Jeep Compass e-Hybrid 145: il motore ibrido tre cilindri spiegato
Jeep Compass e-Hybrid 145: il motore ibrido tre cilindri spiegato, prestazioni, affidabilità e consumi.

Un motore ibrido progettato da zero
La nuova Jeep Compass e-Hybrid 145 CV è dotata di un motore completamente nuovo, sviluppato da Stellantis nei tech center europei di Italia, Francia e Germania. Il propulsore 1.2 e-Hybrid, concepito fin dall’inizio come ibrido, combina un motore termico turbo con un componente elettrico da 21 kW, in grado di erogare una coppia disponibile di circa 150 Nm. La combinazione permette prestazioni elevate, con un’accelerazione da 0 a 100 km/h in 10 secondi e una velocità massima di 195 km/h.
Test estesi e durata nel tempo
Stellantis ha sottoposto il motore a oltre 30.000 ore di test al banco e a più di 3 milioni di chilometri di prove su strada durante lo sviluppo. Il consumo di olio è stabile anche oltre i 200.000 km, grazie al rivestimento DLC (Diamond Like Carbon) sui pistoni. Il tagliando è previsto ogni 12 mesi o 25.000 km, un intervallo che indica un motore progettato per richiedere poche attenzioni nel tempo.
La durata del motore e-Hybrid è garantita da test estesi e tecnologie avanzate.
Il motore adotta una distribuzione a catena silenziosa e priva di manutenzione per tutta la vita utile del propulsore. Questa soluzione, insieme al rivestimento DLC, contribuisce a mantenere un consumo di olio stabile e a ridurre le vibrazioni tipiche dei motori tre cilindri. Le prestazioni sono allineate ai migliori competitor del settore.
Rispetto al precedente motore diesel Multijet, la nuova motorizzazione ibrida offre prestazioni allineate ai migliori competitor nello stesso segmento di potenza. Il piacere di guida è comparabile, ma con emissioni di CO2 sensibilmente più basse. Il sistema ibrido permette di sfruttare al massimo le caratteristiche del motore termico e del componente elettrico, garantendo un equilibrio tra potenza e efficienza.

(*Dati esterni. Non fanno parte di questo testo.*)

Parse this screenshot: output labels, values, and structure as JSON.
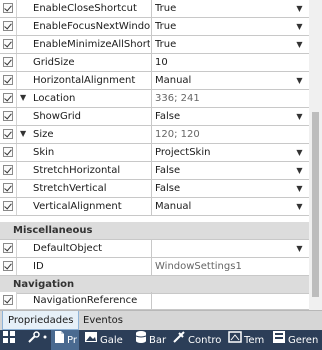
{
  "properties": {
    "rows": [
      {
        "name": "EnableCloseShortcut",
        "value": "True",
        "dropdown": true
      },
      {
        "name": "EnableFocusNextWindowShortcut",
        "value": "True",
        "dropdown": true
      },
      {
        "name": "EnableMinimizeAllShortcut",
        "value": "True",
        "dropdown": true
      },
      {
        "name": "GridSize",
        "value": "10"
      },
      {
        "name": "HorizontalAlignment",
        "value": "Manual",
        "dropdown": true
      },
      {
        "name": "Location",
        "value": "336; 241",
        "expandable": true
      },
      {
        "name": "ShowGrid",
        "value": "False",
        "dropdown": true
      },
      {
        "name": "Size",
        "value": "120; 120",
        "expandable": true
      },
      {
        "name": "Skin",
        "value": "ProjectSkin",
        "dropdown": true
      },
      {
        "name": "StretchHorizontal",
        "value": "False",
        "dropdown": true
      },
      {
        "name": "StretchVertical",
        "value": "False",
        "dropdown": true
      },
      {
        "name": "VerticalAlignment",
        "value": "Manual",
        "dropdown": true
      }
    ],
    "misc_category": "Miscellaneous",
    "misc_rows": [
      {
        "name": "DefaultObject",
        "value": "",
        "dropdown": true
      },
      {
        "name": "ID",
        "value": "WindowSettings1"
      }
    ],
    "nav_category": "Navigation",
    "nav_rows": [
      {
        "name": "NavigationReference",
        "value": ""
      }
    ]
  },
  "tabs": {
    "properties": "Propriedades",
    "events": "Eventos"
  },
  "toolbar": {
    "items": [
      "Pr",
      "Gale",
      "Bar",
      "Contro",
      "Tem",
      "Geren"
    ]
  }
}
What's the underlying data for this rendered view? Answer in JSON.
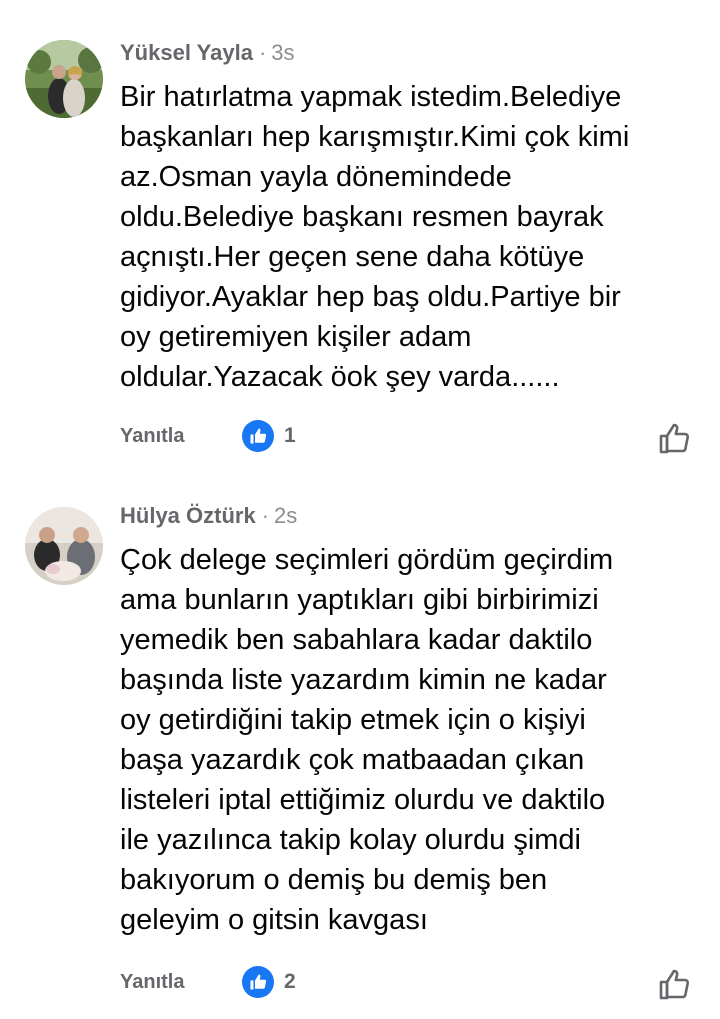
{
  "comments": [
    {
      "author": "Yüksel Yayla",
      "separator": "·",
      "time": "3s",
      "avatar_icon": "profile-photo-avatar",
      "text": "Bir hatırlatma yapmak istedim.Belediye\nbaşkanları hep  karışmıştır.Kimi çok kimi\naz.Osman yayla dönemindede\noldu.Belediye başkanı resmen bayrak\naçnıştı.Her geçen sene daha kötüye\ngidiyor.Ayaklar hep baş oldu.Partiye bir\noy getiremiyen kişiler adam\noldular.Yazacak öok şey varda......",
      "reply_label": "Yanıtla",
      "reaction_icon": "like-icon",
      "reaction_count": "1"
    },
    {
      "author": "Hülya Öztürk",
      "separator": "·",
      "time": "2s",
      "avatar_icon": "profile-photo-avatar",
      "text": "Çok delege seçimleri gördüm geçirdim\nama bunların yaptıkları gibi birbirimizi\nyemedik ben sabahlara kadar daktilo\nbaşında liste yazardım kimin ne kadar\noy getirdiğini takip etmek için o kişiyi\nbaşa yazardık çok matbaadan çıkan\nlisteleri iptal ettiğimiz olurdu ve daktilo\nile yazılınca takip kolay olurdu şimdi\nbakıyorum o demiş bu demiş ben\ngeleyim o gitsin kavgası",
      "reply_label": "Yanıtla",
      "reaction_icon": "like-icon",
      "reaction_count": "2"
    }
  ],
  "colors": {
    "like_blue": "#1877f2",
    "secondary_text": "#65676b",
    "timestamp": "#8a8d91",
    "body_text": "#050505"
  }
}
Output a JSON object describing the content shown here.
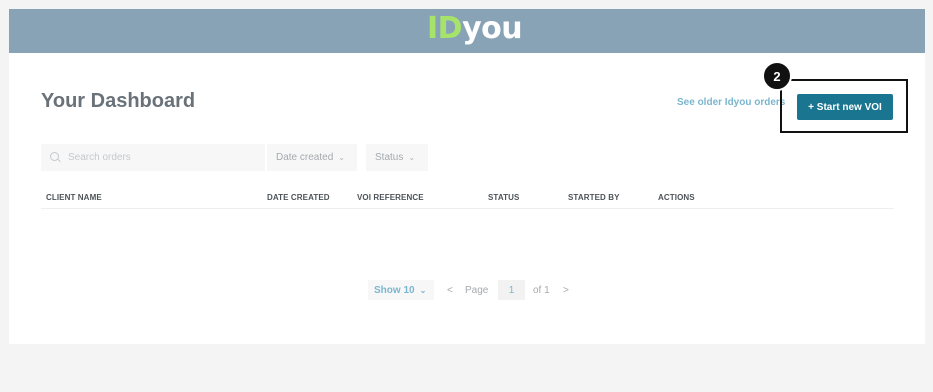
{
  "logo": {
    "id": "ID",
    "you": "you"
  },
  "dashboard": {
    "title": "Your Dashboard"
  },
  "links": {
    "older_orders": "See older Idyou orders"
  },
  "actions": {
    "start_new": "+ Start new VOI"
  },
  "annotation": {
    "step": "2"
  },
  "filters": {
    "search_placeholder": "Search orders",
    "date_created": "Date created",
    "status": "Status"
  },
  "table": {
    "columns": [
      "CLIENT NAME",
      "DATE CREATED",
      "VOI REFERENCE",
      "STATUS",
      "STARTED BY",
      "ACTIONS"
    ]
  },
  "pagination": {
    "show": "Show 10",
    "page_label": "Page",
    "page": "1",
    "of": "of 1",
    "prev": "<",
    "next": ">"
  },
  "icons": {
    "search": "search-icon",
    "chevron": "chevron-down-icon"
  },
  "colors": {
    "header": "#89a3b6",
    "accent": "#1a7690",
    "link": "#7bb6cf",
    "logo_green": "#a6e36b"
  }
}
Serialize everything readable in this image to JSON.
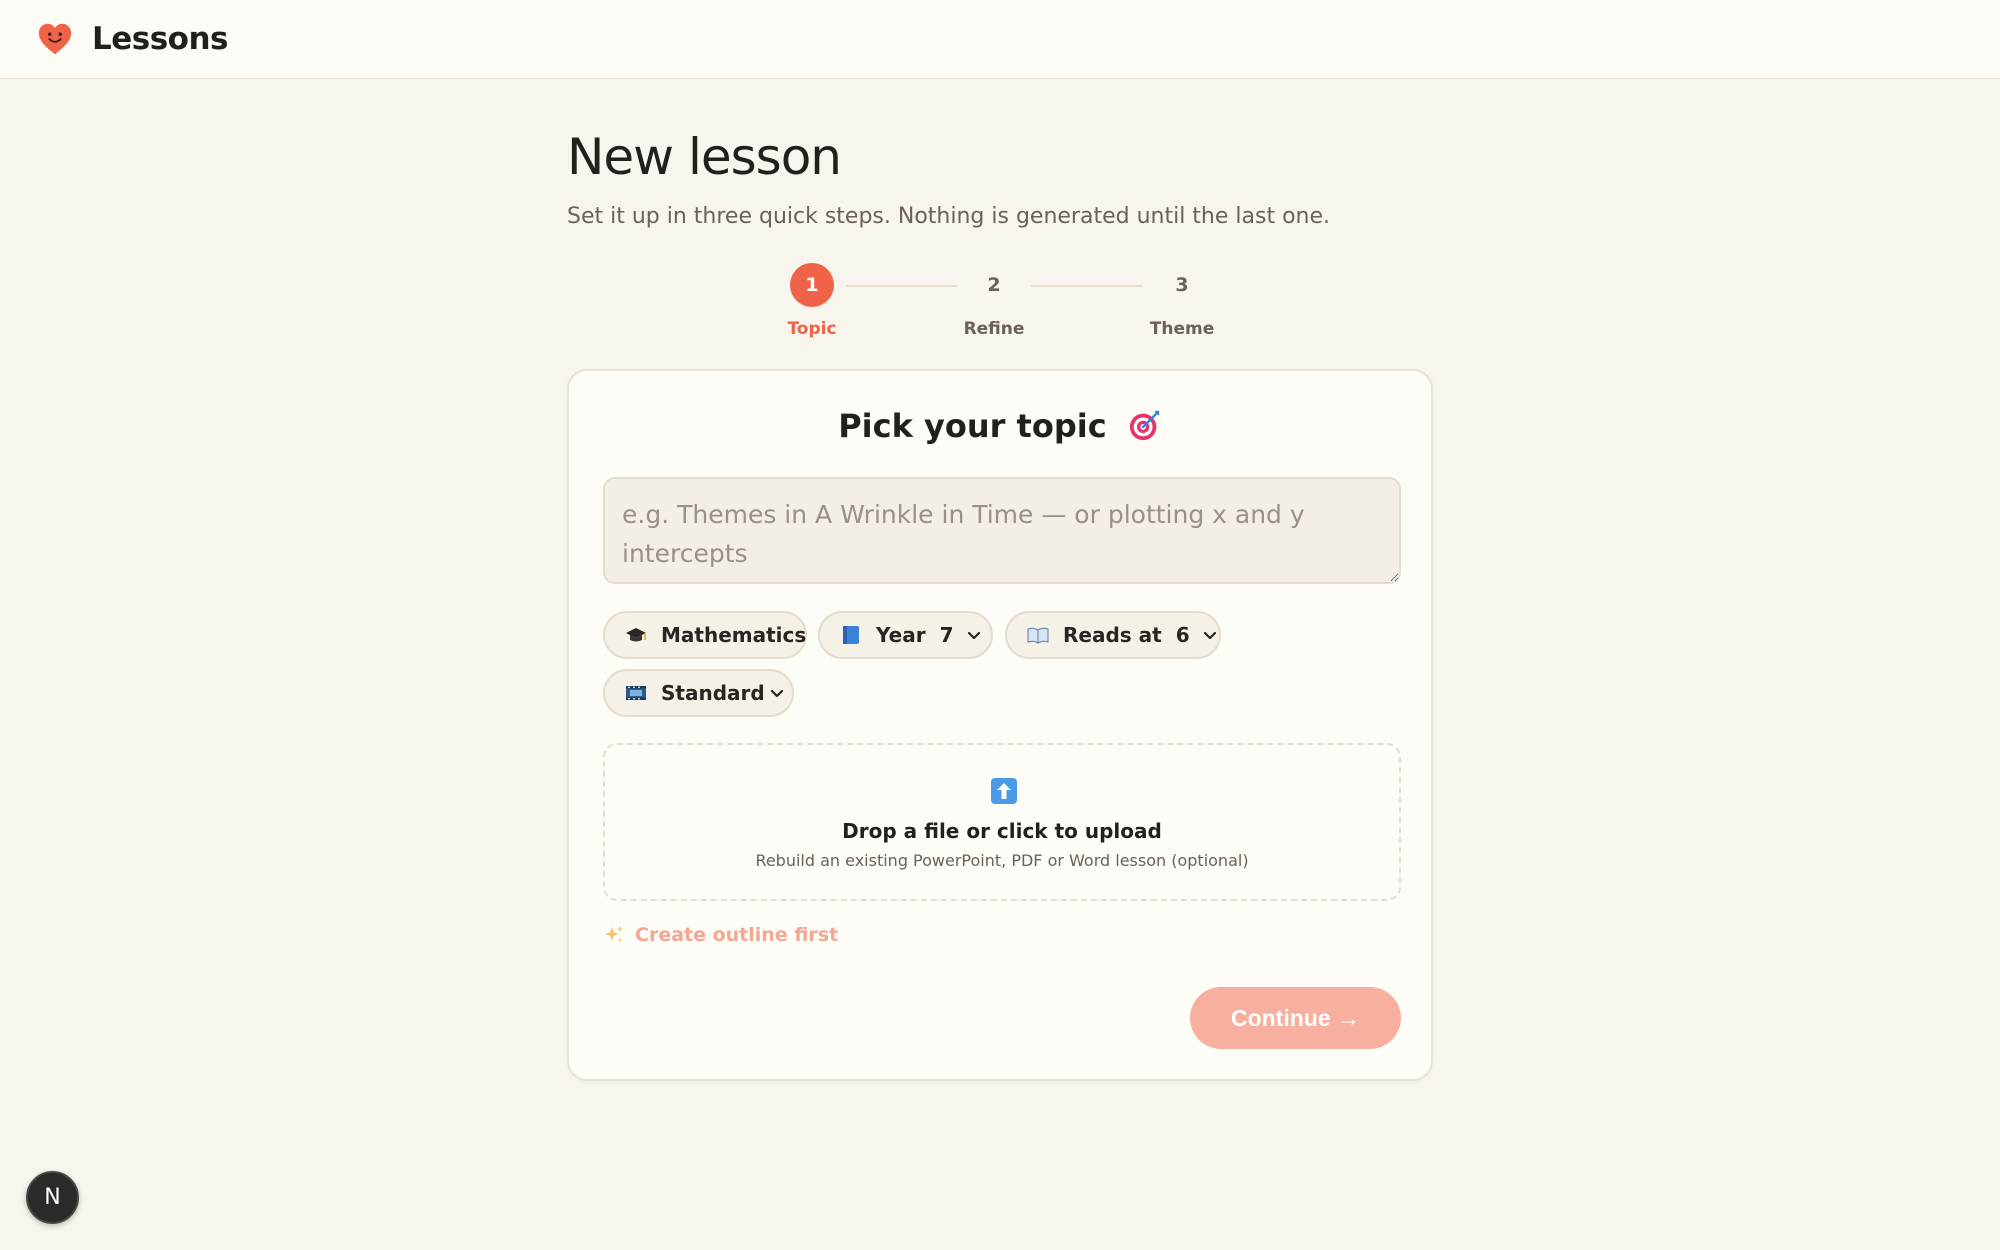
{
  "header": {
    "app_title": "Lessons",
    "logo_icon": "heart-face-icon"
  },
  "page": {
    "title": "New lesson",
    "subtitle": "Set it up in three quick steps. Nothing is generated until the last one."
  },
  "stepper": {
    "steps": [
      {
        "number": "1",
        "label": "Topic",
        "active": true
      },
      {
        "number": "2",
        "label": "Refine",
        "active": false
      },
      {
        "number": "3",
        "label": "Theme",
        "active": false
      }
    ]
  },
  "card": {
    "title": "Pick your topic",
    "title_icon": "target-icon",
    "topic_input": {
      "value": "",
      "placeholder": "e.g. Themes in A Wrinkle in Time — or plotting x and y intercepts"
    },
    "pills": {
      "subject": {
        "icon": "graduation-cap-icon",
        "label": "Mathematics"
      },
      "year": {
        "icon": "blue-book-icon",
        "label": "Year",
        "value": "7"
      },
      "reads_at": {
        "icon": "open-book-icon",
        "label": "Reads at",
        "value": "6"
      },
      "format": {
        "icon": "film-icon",
        "label": "Standard"
      }
    },
    "upload": {
      "icon": "upload-arrow-icon",
      "title": "Drop a file or click to upload",
      "subtitle": "Rebuild an existing PowerPoint, PDF or Word lesson (optional)"
    },
    "outline_link": "Create outline first",
    "continue_button": "Continue →"
  },
  "badge": {
    "letter": "N"
  },
  "colors": {
    "accent": "#ef6448",
    "accent_disabled": "#f7b0a0",
    "background": "#f8f5ee",
    "card": "#fefcf7"
  }
}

La combinazione di un motore termico turbo e un componente elettrico da 21 kW permette di sfruttare al massimo le caratteristiche del sistema ibrido, garantendo un’esperienza di guida fluida e dinamica. La durata del motore, con un tagliando ogni 12 mesi o 25.000 km, è un ulteriore elemento di comfort per i possessori. La tecnologia avanzata, come il doppio variatore di fase e il ciclo Miller, contribuisce a ridurre i consumi senza compromettere le prestazioni.
La risposta a domande frequenti, come la durata del motore e le vibrazioni, è stata fornita in modo chiaro e dettagliato, con dati concreti e soluzioni tecniche specifiche. La nuova motorizzazione ibrida rappresenta un passo avanti nella tecnologia per Jeep, con un focus su durata, comfort e prestazioni. La progettazione da zero e i test estensi fanno del nuovo propulsore un’opzione interessante per chi cerca un’alternativa sostenibile senza compromettere le performance.